Tout logiquement la Cour de cassation et le législateur refugié derrière la cour suprême pour ne choquer personne tiennent encore – et à juste titre – à ce qu’un enfant ait au plus une filiation paternelle et une filiation maternelle en référence un peu à l’ordre naturel des choses. En revanche, force est de cnstater que rien n'oblige des parents à établir leur filiation avec un enfant, donc des enfants peuvent être sans filiation du fait du bon vouloir de leurs géniteurs !
Cette position qui permet légalement d'élever un enfant ne satisfait pas les couples homosexuels pour qui l’homoparentalité va jusqu’à la reconnaissance de la filiation sur l'enfant des deux membres du couple par-delà l’exercice des attributs de l’autorité parentale. L’enfant aurait deux pères ou deux mères, et trois s’il y a eu adoption simple. Il suffirait que deux personnes se présentent à la mairie pour reconnaitre un enfant, peu importe qu’ils soient du même sexe !
Instinctivement le corps social n’accepte pas majoritairement de décrocher de la filiation maternelle et de la filiation paternelle. Sans doute un reste d’influence judéo-chrétienne ! Sans doute aussi parce que chacun se dit que si l’on ouvre la boite de pandore en permettant à chacun de faire ce qui lui plait quand il lui plait, c’est la déconstruction du système de filiation et donc de référence qui s’engagera. Plus aucune limite ne pourra être posée. Ainsi quid de l'interdit de l’inceste ?

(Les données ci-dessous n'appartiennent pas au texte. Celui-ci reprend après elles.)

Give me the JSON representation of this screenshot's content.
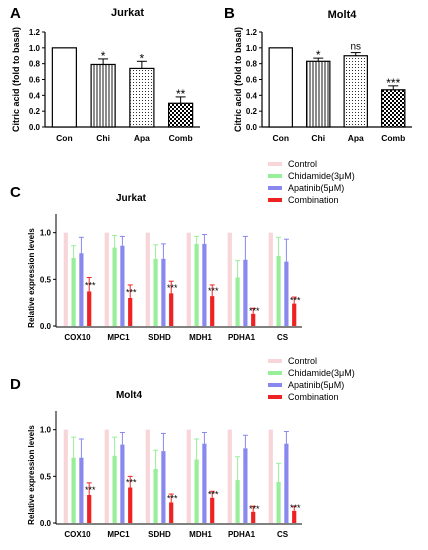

Benoîtement pour illustrer le propos et faire sourire, pourquoi, si l’on décroche d’une référence paternelle et d’une référence maternelle, se contentrer de deux filiaitons ? Pourquoi trois ou quatre bons amis, équilibrés et s'aipmant à la vie à la mort, ne pourraient-ils pas décider, avec la caution de la loi d’être parents ensemble d' un ou plusieurs enfant ?
Ils seraient co-parents à égalité sans référence à leur sexe. On peut bien acheter un appartement à plusieurs, pourquoi ne pas être parents à plusieurs ? Au nom de quoi interdire à ces gens bien, débordants d’amour, s’aimant et soucieux d’aimer pleinement un enfant , de former un tel projet ?
En d’autres termes, oui à la reconnaissance de responsabilités partagées entre personnes y compris du même sexe élevant un enfant, mais ne touchons pas au fait qu’un enfant ne puisse avoir qu’un père et qu’une mère légaux.
En toute hypothèse de telles évolutions méritent reflexion et déjà l’affirmation de points de repères pour poser le débat. Ainsi j’entends que l’on mette en évidence le droit de tout un chacun à un enfant. Reste à savoir comment on peut « gager » ce droit. Car reconnaitre un droit sans qu’il puisse s’exercer est une escroquerie ! Mais plus important et pour le coup concrétisable est l’affirmation du droit de tout enfant, y compris porteur de handicaps, à des parents qui l’élèvent comme tel. La société peut gager ce droit là ; pas le premier.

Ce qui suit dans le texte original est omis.